At 11:12 a.m., June 02, 2008, Anonymous Dave said...

Good post. I think the next step with Detroit taking it to the next level is getting the Grand Rapids Griffins to play a similar style so the prospects can start playing the style earlier in their careers. It will be interesting to see how that works out since the talent level at the AHL level varies so wildly.

At 11:30 a.m., June 02, 2008, Anonymous Julian said...

re: what anonymous said... that's sorta what I was getting at, that most teams seem to play that way. All I've really watched of the Wings this year is in these finals, and the Pens don't seem to play much differently.

Second (related) question... is this puck possession game a product of the Wings talent (are they skilled enough to pull it off?) or does their chosen style of play allow them to possess the puck more often than other teams would expect to? In other words... do they happen to play a puck possession game because they're so skilled that they happen to have the puck more often than most teams?

I wish the NHL counted puck possession time so we could actually see if the Wings control it more than most teams.

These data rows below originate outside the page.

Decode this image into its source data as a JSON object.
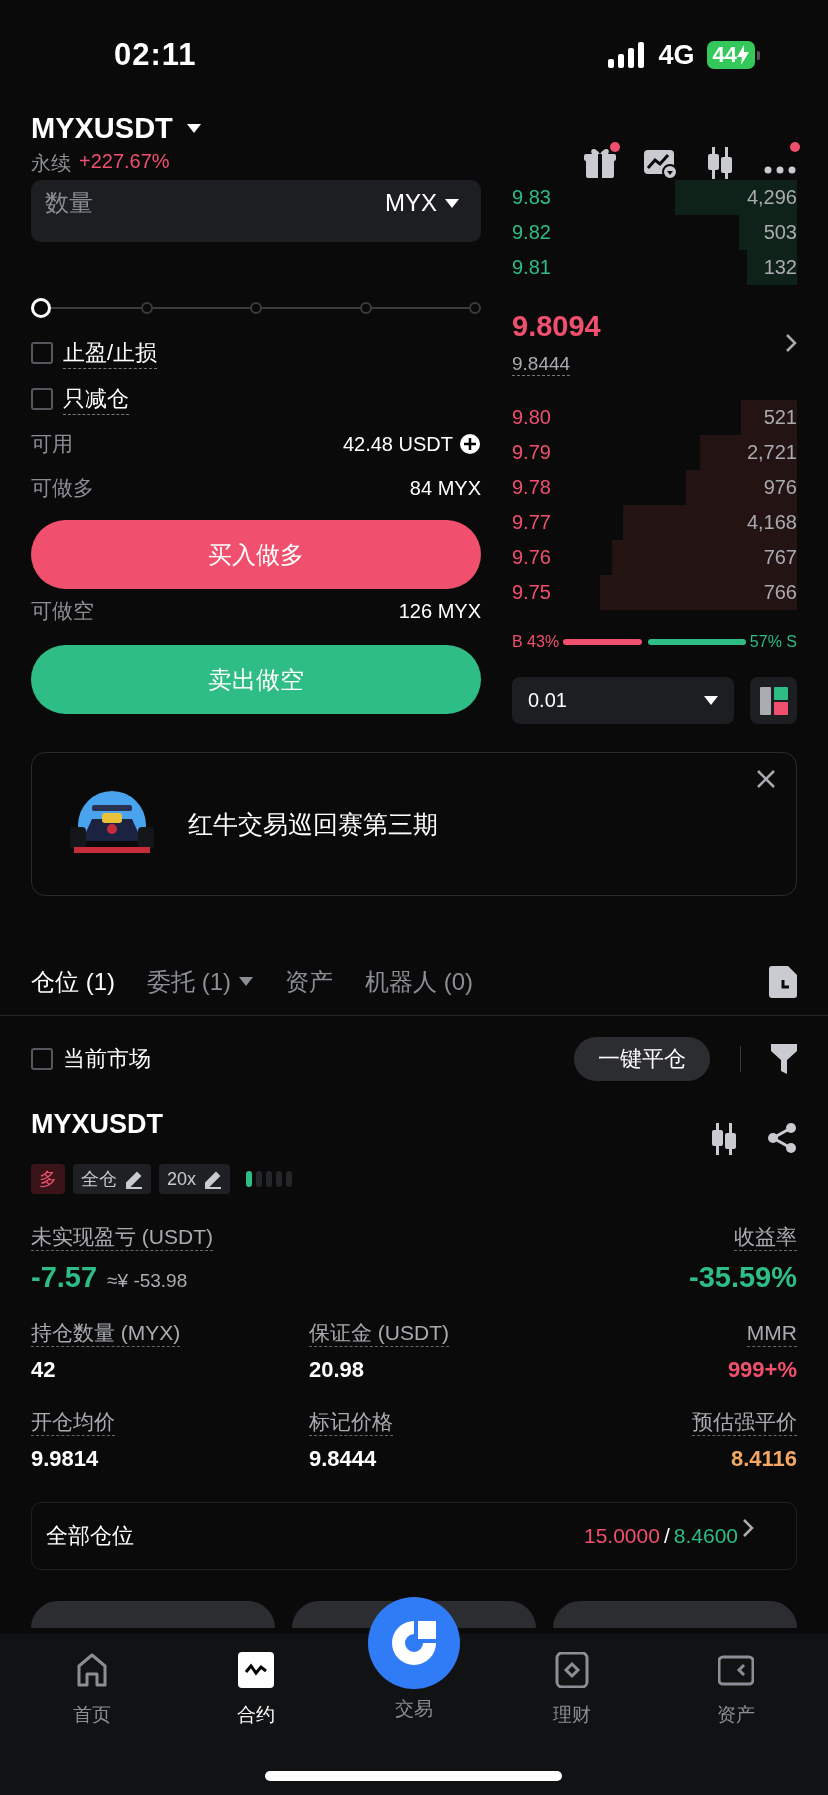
{
  "status_bar": {
    "time": "02:11",
    "network": "4G",
    "battery": "44"
  },
  "header": {
    "symbol": "MYXUSDT",
    "contract_type": "永续",
    "change": "+227.67%"
  },
  "toolbar_icons": [
    {
      "kind": "gift",
      "badge": true
    },
    {
      "kind": "chart",
      "badge": false
    },
    {
      "kind": "candles",
      "badge": false
    },
    {
      "kind": "more",
      "badge": true
    }
  ],
  "order_form": {
    "quantity": {
      "placeholder": "数量",
      "unit": "MYX"
    },
    "slider": {
      "level": 0
    },
    "options": [
      {
        "label": "止盈/止损",
        "checked": false
      },
      {
        "label": "只减仓",
        "checked": false
      }
    ],
    "available": {
      "label": "可用",
      "value": "42.48 USDT"
    },
    "long_max": {
      "label": "可做多",
      "value": "84 MYX"
    },
    "buy_button": "买入做多",
    "short_max": {
      "label": "可做空",
      "value": "126 MYX"
    },
    "sell_button": "卖出做空"
  },
  "order_book": {
    "asks": [
      {
        "price": "9.83",
        "amount": "4,296"
      },
      {
        "price": "9.82",
        "amount": "503"
      },
      {
        "price": "9.81",
        "amount": "132"
      }
    ],
    "last_price": "9.8094",
    "mark_price": "9.8444",
    "bids": [
      {
        "price": "9.80",
        "amount": "521"
      },
      {
        "price": "9.79",
        "amount": "2,721"
      },
      {
        "price": "9.78",
        "amount": "976"
      },
      {
        "price": "9.77",
        "amount": "4,168"
      },
      {
        "price": "9.76",
        "amount": "767"
      },
      {
        "price": "9.75",
        "amount": "766"
      }
    ],
    "ratio": {
      "buy_label": "B 43%",
      "sell_label": "57% S"
    },
    "precision": "0.01"
  },
  "banner": {
    "kind": "picture",
    "title": "红牛交易巡回赛第三期"
  },
  "tabs": [
    {
      "label": "仓位 (1)",
      "selected": true,
      "dropdown": false
    },
    {
      "label": "委托 (1)",
      "selected": false,
      "dropdown": true
    },
    {
      "label": "资产",
      "selected": false,
      "dropdown": false
    },
    {
      "label": "机器人 (0)",
      "selected": false,
      "dropdown": false
    }
  ],
  "filter": {
    "label": "当前市场",
    "checked": false,
    "close_all": "一键平仓"
  },
  "position": {
    "symbol": "MYXUSDT",
    "side": "多",
    "margin_mode": "全仓",
    "leverage": "20x",
    "rows": [
      {
        "kind": "large",
        "cells": [
          {
            "label": "未实现盈亏 (USDT)",
            "value": "-7.57",
            "sub": "≈¥ -53.98",
            "color": "#2ebd85"
          },
          "",
          {
            "label": "收益率",
            "value": "-35.59%",
            "color": "#2ebd85"
          }
        ]
      },
      {
        "kind": "normal",
        "cells": [
          {
            "label": "持仓数量 (MYX)",
            "value": "42",
            "color": "#ffffff"
          },
          {
            "label": "保证金 (USDT)",
            "value": "20.98",
            "color": "#ffffff"
          },
          {
            "label": "MMR",
            "value": "999+%",
            "color": "#f0506e"
          }
        ]
      },
      {
        "kind": "normal",
        "cells": [
          {
            "label": "开仓均价",
            "value": "9.9814",
            "color": "#ffffff"
          },
          {
            "label": "标记价格",
            "value": "9.8444",
            "color": "#ffffff"
          },
          {
            "label": "预估强平价",
            "value": "8.4116",
            "color": "#f5a766"
          }
        ]
      }
    ],
    "total": {
      "label": "全部仓位",
      "value_a": "15.0000",
      "separator": "/",
      "value_b": "8.4600"
    }
  },
  "nav": [
    {
      "label": "首页",
      "kind": "home",
      "selected": false
    },
    {
      "label": "合约",
      "kind": "contract",
      "selected": true
    },
    {
      "label": "交易",
      "kind": "trade",
      "selected": false
    },
    {
      "label": "理财",
      "kind": "finance",
      "selected": false
    },
    {
      "label": "资产",
      "kind": "wallet",
      "selected": false
    }
  ]
}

At 1:12 p.m., June 02, 2008, Blogger FAUX RUMORS said...

1) All we can say is Thank God few other teams will be able to duplicate the Wings' style of play.
2) While we agree its effective and probbaly difficult for other teams to duplicate, we also have to say its an amazingly boring style of hockey to watch(unless you're a Wings fan)

At 1:41 p.m., June 02, 2008, Anonymous Anonymous said...

julian, I don't want to imply that most teams try to play this sort of puck possession style, just that Pgh and Montreal also do.

You would see a very different approach from the Rangers or Boston or Tampa Bay.

At 2:57 p.m., June 02, 2008, Blogger Michael said...

faux its only boring if you don't know enough about the intricacies of the game. watching the seamless flow of players for the wings is incredible. a defenseman steps up, a winger covers him, then they rotate back. they are in continuous motion, its almost poetic. watching datsyuk with the puck is one of the simplest joys in my life. the pens and stars both try to play the same game the wings do, they're just not as good, which to me makes THEM boring. detroit is full of guys that make you hate them, because they force the realization on you that you'll never be as good at anything as they are at hockey.

At 4:34 p.m., June 02, 2008, Anonymous Anonymous said...

>> because they force the realization on you that you'll never be as good at anything as they are at hockey.<<

Hey, speak for yourself, dude.

At 4:58 p.m., June 02, 2008, Anonymous Anonymous said...

...because they force the realization on you that you'll never be as good at anything as they are at hockey.

Actually, Mikey, I hate them because they all make more money than I do.

/rolls eyes

At 8:16 p.m., June 02, 2008, Blogger J. Michael Neal said...

There seem to be a lot of people forgetting Slava Fetisov when they're putting together a list of the best defensemen of all time.